Desde  1612 hasta a 1615, JUAN DE VERGARA y sus compinches logran hacer abrir el puerto bonaerense al comercio prohibido, y se convierten en los negreros quizás más famosos de esta parte de América. Entretanto, el incorruptible HERNANDARIAS asume, por segunda vez, el gobierno rioplatense, resuelto a enfrentar a los contrabandistas “confederados”. Detiene a VERGARA y lo envía al Perú para su juzgamiento; mientras que SIMON DE VALDÉZ, cargado de cadenas, es remitido al Consejo de Indias a fin de su ulterior proceso. Empero, la llegada de GÓNGORA como nuevo gobernador de la provincia, trueca bruscamente los papeles. El nuevo funcionario se pone de parte del grupo “confederado”, asociándose con estos malechores. La fiscalización aduanera de HERNANDARIAS cae en la inoperancia; Vergara y Valdéz, son absueltos de culpa y cargo y reanudan sus especulaciones en Buenos Aires.

Con el poder, nuevamente  en sus manos, se dan a ejercer implacables venganzas —criminales algunas— contra los agentes de la administración anterior.
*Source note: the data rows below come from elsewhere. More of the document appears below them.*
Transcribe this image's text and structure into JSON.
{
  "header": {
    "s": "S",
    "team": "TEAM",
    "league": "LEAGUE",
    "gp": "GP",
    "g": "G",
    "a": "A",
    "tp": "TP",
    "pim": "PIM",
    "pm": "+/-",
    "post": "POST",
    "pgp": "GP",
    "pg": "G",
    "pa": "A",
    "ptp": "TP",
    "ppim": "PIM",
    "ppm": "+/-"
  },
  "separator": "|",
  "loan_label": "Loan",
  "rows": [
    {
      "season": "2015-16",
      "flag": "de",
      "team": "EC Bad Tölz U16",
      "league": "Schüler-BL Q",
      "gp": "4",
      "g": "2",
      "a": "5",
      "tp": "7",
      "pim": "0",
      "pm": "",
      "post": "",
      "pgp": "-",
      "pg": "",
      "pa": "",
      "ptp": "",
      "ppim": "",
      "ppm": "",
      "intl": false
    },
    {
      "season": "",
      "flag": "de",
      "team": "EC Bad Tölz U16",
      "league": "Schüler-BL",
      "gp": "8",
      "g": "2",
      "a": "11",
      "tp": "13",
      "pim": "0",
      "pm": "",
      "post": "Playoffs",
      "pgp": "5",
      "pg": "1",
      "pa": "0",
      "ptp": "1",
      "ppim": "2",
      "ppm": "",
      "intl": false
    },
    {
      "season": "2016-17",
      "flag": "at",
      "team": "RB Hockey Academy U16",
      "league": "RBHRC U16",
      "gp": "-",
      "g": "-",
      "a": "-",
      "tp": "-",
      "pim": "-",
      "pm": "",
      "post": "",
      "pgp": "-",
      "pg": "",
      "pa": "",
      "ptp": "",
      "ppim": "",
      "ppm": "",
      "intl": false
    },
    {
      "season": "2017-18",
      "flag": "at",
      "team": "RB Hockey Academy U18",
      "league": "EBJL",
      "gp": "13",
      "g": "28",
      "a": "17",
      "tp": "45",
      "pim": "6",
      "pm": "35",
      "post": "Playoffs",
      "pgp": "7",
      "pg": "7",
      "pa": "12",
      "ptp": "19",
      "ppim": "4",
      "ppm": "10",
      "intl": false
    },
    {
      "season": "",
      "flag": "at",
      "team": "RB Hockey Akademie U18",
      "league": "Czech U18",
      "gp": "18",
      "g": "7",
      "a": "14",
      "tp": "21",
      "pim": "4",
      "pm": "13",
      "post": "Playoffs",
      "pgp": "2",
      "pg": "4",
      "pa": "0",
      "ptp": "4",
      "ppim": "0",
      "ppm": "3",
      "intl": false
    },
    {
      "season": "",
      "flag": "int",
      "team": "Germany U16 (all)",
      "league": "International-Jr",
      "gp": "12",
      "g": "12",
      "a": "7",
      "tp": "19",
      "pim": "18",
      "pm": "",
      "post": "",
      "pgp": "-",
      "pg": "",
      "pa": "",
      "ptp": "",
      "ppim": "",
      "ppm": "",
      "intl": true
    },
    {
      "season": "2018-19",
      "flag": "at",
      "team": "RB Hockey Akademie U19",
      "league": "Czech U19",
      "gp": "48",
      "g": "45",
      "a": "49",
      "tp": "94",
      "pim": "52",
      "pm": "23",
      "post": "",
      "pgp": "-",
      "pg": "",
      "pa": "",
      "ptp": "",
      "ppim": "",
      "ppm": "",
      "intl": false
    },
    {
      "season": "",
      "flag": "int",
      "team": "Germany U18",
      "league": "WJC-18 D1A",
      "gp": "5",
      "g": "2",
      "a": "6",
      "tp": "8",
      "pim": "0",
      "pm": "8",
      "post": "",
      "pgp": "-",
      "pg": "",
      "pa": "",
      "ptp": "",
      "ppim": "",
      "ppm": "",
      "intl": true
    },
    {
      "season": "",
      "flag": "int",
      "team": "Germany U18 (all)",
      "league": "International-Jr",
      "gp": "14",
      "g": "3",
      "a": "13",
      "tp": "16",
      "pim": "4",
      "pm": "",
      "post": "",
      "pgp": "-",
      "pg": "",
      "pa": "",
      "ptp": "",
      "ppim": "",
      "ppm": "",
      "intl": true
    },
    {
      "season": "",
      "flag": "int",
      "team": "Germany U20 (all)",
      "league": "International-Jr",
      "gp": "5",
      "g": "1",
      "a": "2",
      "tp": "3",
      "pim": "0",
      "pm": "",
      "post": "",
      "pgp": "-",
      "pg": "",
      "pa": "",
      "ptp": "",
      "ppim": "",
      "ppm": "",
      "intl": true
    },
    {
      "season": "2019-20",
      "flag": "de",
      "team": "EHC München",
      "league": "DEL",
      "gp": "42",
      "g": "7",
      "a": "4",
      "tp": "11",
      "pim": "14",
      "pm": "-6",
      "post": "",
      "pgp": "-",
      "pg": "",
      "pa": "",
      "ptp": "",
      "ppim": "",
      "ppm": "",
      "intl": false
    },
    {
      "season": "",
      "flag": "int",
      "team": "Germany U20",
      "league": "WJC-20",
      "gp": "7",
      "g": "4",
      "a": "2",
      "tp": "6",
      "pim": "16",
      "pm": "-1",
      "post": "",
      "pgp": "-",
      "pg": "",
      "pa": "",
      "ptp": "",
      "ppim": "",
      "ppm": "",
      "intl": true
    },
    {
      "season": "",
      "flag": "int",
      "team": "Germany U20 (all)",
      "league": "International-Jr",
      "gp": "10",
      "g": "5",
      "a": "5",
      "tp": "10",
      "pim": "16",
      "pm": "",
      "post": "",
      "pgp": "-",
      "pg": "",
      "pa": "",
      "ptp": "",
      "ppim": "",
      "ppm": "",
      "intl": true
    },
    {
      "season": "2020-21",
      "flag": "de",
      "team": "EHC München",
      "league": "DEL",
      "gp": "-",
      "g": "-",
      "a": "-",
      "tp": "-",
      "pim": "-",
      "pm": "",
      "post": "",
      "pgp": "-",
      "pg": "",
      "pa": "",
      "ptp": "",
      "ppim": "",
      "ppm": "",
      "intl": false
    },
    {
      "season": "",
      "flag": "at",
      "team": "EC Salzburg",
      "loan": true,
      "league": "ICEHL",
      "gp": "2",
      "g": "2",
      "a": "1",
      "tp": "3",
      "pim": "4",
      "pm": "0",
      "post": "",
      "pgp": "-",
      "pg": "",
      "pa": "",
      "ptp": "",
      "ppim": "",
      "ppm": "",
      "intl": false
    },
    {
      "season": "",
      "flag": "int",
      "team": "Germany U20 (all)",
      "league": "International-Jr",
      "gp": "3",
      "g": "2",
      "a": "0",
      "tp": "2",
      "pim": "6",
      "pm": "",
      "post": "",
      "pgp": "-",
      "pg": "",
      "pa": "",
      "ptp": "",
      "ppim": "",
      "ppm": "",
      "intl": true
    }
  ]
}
Pero en 1623  fallece GÓNGORA, el codicioso gobernador cómplice de la facción vergarista y a partir de entonces, una serie de incidencias y un tira y afloja de pasiones e intereses, animan el juego político en la incipiente ciudad porteña, hasta que después de la enérgica intervención de Hernandarias, como comisionado de la Real Audiencia de Charcas, finalmente se quiebra el otrora poderoso bloque “confederado” (extraído de “Apodos y denominativos  en la Historia Argentina”, Cútolo-Ibarguren (h), Editorial Elche, Buenos Aires, 1974).